Menciona el ejemplo canónico de Madame Bovary: una mujer imaginaria creada por un hombre.
“Y yo, junto con generaciones de mujeres lectoras, me pregunto: ¿cómo pudo un hombre saber tanto de nosotras?” Y yo a mi vez, conmigo, me pregunto si el alma que Smith dispuso tan lúcidamente en su argumento fue apenas una muletilla desechable frente al sentimentalismo de esa incógnita: nosotras.
¿Quiénes? La cantidad hechizada.
“Madame Bovary soy yo”, dijo famosamente Flaubert. Sin embargo, el 8 de febrero de 1852 le escribió a su amante, la poeta Louise Colet: “No quiero que en mi libro haya un solo movimiento, ni una sola reflexión del autor”.

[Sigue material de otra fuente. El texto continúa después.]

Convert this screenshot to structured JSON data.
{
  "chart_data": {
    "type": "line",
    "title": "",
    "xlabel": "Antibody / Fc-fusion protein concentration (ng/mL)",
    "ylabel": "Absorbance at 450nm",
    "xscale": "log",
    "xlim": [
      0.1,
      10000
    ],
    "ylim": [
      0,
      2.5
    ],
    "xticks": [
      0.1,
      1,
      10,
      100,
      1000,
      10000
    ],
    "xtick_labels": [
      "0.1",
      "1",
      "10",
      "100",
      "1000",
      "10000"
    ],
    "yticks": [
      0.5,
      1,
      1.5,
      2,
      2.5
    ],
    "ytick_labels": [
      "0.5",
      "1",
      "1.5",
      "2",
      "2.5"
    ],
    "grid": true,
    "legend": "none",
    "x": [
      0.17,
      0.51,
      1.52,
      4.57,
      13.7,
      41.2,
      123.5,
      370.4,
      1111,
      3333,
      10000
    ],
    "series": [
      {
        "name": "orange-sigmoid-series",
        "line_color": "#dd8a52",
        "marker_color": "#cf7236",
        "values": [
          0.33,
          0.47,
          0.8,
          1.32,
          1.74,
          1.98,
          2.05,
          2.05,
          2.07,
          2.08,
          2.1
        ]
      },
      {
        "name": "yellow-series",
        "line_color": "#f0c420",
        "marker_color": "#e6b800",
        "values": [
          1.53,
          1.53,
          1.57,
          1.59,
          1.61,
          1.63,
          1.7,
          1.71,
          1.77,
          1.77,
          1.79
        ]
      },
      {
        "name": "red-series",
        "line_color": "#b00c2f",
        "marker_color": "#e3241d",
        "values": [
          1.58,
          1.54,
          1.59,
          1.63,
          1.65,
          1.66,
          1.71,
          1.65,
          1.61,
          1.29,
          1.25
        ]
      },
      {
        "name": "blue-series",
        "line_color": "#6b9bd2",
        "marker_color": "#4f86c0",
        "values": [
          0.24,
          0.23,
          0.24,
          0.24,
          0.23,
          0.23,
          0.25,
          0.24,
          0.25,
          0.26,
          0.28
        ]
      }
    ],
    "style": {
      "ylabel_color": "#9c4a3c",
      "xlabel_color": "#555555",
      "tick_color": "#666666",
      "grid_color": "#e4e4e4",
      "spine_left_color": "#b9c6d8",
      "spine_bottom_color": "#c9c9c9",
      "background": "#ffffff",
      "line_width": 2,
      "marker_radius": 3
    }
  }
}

A lo mucho el autor escribirá la obra, y su prosa exacta creará una superficie semejante a la de un espejo donde él se contemplará en ausencia. Qué delicia escribir, ya no ser uno mismo, le confesó Flaubert a Colet en otra carta. “Hoy, por ejemplo, hombre y mujer a la vez, amado y amada…, me paseé en caballo por un bosque, una tarde de otoño, abajo las hojas amarillas, y yo era los caballos, las hojas, el viento…”.
La dedicatoria de la novela fue para el abogado defensor que lo libró de las acusaciones de inmoralidad y de la consiguiente censura.
Ahora hay nuevas autoridades, miradas por encima del hombro. Advierto la vigilancia.
Releo Madame Bovary. En mi edición, Emma se descubre aburrida en la página 30: la calma en la que vive no es para nada la dicha que vislumbró. La conversación de su marido es insulsa y plana, como la banqueta de una calle.
En la página 33 se lamenta: “Dios mío, ¿por qué me habré casado?” Ya es dueña de una perrita, Djali; la llama, acaricia su larga cabeza: “anda, dame un beso, tú que no tienes pesares”.
En la página 34 se asoma el marqués. El doctor Bovary lo cura de un absceso en la boca. ¡Habrá una gran cena en el castillo! Ella por fin comenzará a no ser ella.